De Hirsch bateu com a palma da mão na testa, exclamando:

— Esqueci de perguntar! Hillyer sofre de insônia? Baynes franziu as sobrancelhas.

— Sofre, sim. Isso consta do relatório que recebi do médico dele. Mas o que...

De Hirsch não o deixou continuar:

— Evidentemente, era o que eu presumia. Mas é claro que nunca se deve presumir coisa alguma. Ora, Tenente, Hillyer matou-a pondo pílulas para dormir num drinque. Quando ela ficou inconsciente, Hillyer tirou-a da casa e enterrou-a na neve profunda da Harrison's Gully. Ali, no devido tempo, o corpo absorveu as pílulas para dormir. A moça acordou quase congelada. Por um breve momento, misericordiosamente breve, ela se debateu contra os grilhões de ferro que a prendiam. Depois, foi dominada pelo sono aprazível que envolve os que congelam, conduzindo-a pelos degraus compridos e escuros até a morte.

— Uma prosa das mais bonitas — resmungou Baynes. — Mas não disse coisa alguma. Não havia grilhões de qualquer espécie. Nenhuma marca no corpo. Absolutamente nada. É possível que ele a tenha deixado inconsciente com pílulas para dormir. Eu próprio já havia pensado nisso. Mas o que aconteceu em seguida?

O Barão de Hirsch demorou algum tempo a responder. Finalmente virou-se para mim e disse:

— Diga-me uma coisa. Bob... Na sua opinião, Mark Hillyer alcançou uma pequena forma de imortalidade com este caso? Encontrou a fama que sempre procurou e que sistematicamente se lhe esquivava?
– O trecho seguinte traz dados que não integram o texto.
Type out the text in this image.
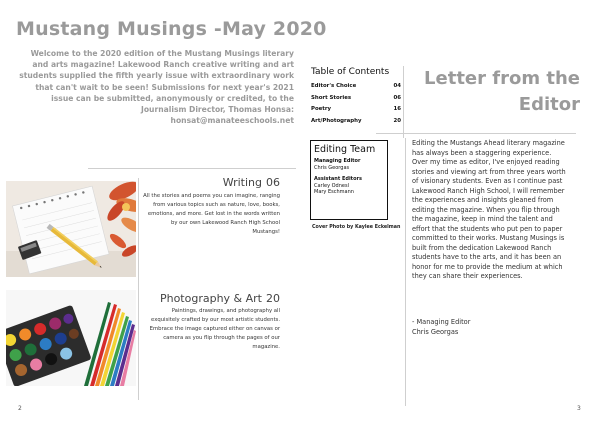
Mustang Musings -May 2020
Welcome to the 2020 edition of the Mustang Musings literary and arts magazine! Lakewood Ranch creative writing and art students supplied the fifth yearly issue with extraordinary work that can't wait to be seen! Submissions for next year's 2021 issue can be submitted, anonymously or credited, to the Journalism Director, Thomas Honsa: honsat@manateeschools.net
Writing 06
All the stories and poems you can imagine, ranging from various topics such as nature, love, books, emotions, and more. Get lost in the words written by our own Lakewood Ranch High School Mustangs!
Photography & Art 20
Paintings, drawings, and photography all exquisitely crafted by our most artistic students. Embrace the image captured either on canvas or camera as you flip through the pages of our magazine.
2
Table of Contents
Editor's Choice	04
Short Stories	06
Poetry	16
Art/Photography	20
Editing Team
Managing Editor
Chris Georgas
Assistant Editors
Carley Odnesl
Mary Eschmann
Cover Photo by Kaylee Eckelman
Letter from the Editor
Editing the Mustangs Ahead literary magazine has always been a staggering experience. Over my time as editor, I've enjoyed reading stories and viewing art from three years worth of visionary students. Even as I continue past Lakewood Ranch High School, I will remember the experiences and insights gleaned from editing the magazine. When you flip through the magazine, keep in mind the talent and effort that the students who put pen to paper committed to their works. Mustang Musings is built from the dedication Lakewood Ranch students have to the arts, and it has been an honor for me to provide the medium at which they can share their experiences.
- Managing Editor
Chris Georgas
3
— Claro que sim — respondi, sem a menor hesitação. — Já há muita especulação entre os fãs do crime, se ele a matou ou não. O mistério de como ela foi parar na ravina é tão provocante quanto o mistério famoso do que aconteceu a Dorothy Arnold. Daqui a cem anos, o nome de Hillyer ainda estará aparecendo em livros, os estudiosos discutindo se ele foi culpado ou inocente. Como Baynes disse, ele está na crista da onda. Tem um livro novo para sair e os antigos tiveram novas edições. Hillyer tornou-se famoso e assim continuará enquanto o caso permanecer insolúvel. E quanto mais tempo ficar insolúvel, mais famoso ele se tornará. Foi o que aconteceu com Jack o Estripador.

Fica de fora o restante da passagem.